2014 murders in Kolkata, India

Ekbalpur triple murder was the gruesome murder of a widow and her two teenage daughters which took place in Ekbalpur, Kolkata, India in March 2014. According to Kolkata police, the two daughters were strangled to death after being hit by a hammer. The mother was also strangled to death. Then their bodies were buried under the shop owned by the accused which led to the mysterious disappearance of the family.

The victim's family accused the police of harassment as they had mentioned the prime accused Sikandar as their suspect. The police claimed Pushpa ran away with her lover. After two weeks police found, Pushpa Singh, 37, and her daughters Pradipti Singh, 14, and Aradhana, 12, were murdered and buried in the shop of prime accused Sikandar on 30 March. The residents protested outside court with black flags. The local police were accused of going soft on prime accused Sikandar though he was named by the victims' kin.

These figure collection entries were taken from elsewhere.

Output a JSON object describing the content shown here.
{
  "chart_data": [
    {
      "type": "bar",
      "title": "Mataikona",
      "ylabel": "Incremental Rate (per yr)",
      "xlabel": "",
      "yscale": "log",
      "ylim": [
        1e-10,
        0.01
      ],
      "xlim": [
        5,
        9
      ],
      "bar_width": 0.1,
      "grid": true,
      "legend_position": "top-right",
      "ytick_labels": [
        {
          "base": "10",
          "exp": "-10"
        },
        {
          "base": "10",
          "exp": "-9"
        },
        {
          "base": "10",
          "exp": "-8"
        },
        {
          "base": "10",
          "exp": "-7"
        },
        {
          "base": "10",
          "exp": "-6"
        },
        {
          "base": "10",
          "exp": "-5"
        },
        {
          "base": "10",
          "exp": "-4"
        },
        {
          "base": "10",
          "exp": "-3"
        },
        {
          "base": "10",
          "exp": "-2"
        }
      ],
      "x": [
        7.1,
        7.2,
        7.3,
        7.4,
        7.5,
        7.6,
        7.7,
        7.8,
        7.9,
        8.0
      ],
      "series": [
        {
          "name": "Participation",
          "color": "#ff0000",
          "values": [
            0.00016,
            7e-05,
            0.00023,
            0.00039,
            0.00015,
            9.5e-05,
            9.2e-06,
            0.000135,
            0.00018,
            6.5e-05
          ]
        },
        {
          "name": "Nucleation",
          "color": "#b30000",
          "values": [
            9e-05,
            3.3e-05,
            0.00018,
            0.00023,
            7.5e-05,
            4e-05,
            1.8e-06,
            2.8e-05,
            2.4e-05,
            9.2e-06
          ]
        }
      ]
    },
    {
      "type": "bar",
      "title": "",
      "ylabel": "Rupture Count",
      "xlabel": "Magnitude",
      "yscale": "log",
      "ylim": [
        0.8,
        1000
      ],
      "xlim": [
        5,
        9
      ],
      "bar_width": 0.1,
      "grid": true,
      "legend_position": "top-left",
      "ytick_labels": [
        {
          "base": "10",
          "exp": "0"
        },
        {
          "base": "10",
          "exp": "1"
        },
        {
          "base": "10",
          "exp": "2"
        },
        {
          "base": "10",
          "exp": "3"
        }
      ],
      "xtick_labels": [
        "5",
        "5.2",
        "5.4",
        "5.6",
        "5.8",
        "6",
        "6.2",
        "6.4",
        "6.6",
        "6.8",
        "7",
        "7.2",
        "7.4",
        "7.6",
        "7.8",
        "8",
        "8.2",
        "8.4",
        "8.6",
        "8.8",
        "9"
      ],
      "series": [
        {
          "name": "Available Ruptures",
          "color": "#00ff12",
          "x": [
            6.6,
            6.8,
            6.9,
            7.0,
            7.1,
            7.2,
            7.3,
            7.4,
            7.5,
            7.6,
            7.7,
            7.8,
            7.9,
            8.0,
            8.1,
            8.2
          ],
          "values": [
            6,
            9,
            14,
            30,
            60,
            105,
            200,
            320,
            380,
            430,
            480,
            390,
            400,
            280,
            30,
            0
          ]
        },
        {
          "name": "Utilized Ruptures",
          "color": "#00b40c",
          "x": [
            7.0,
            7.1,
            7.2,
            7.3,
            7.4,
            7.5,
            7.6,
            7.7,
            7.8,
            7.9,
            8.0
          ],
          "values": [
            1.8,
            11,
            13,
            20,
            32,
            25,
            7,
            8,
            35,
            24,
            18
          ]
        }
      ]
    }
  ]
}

At first the case looked like disappearance. The accused bought cement, bricks, sand and stone chips on 2 April for cementing the floor after digging it up to bury the bodies of the widow and her two daughters. Investigators found they were murdered for flats.

The case resulted in political blamegame as the accused men had relations with local politician and one of them had the support of a political party. The opposition party and minority organization led a candle light march for the victims.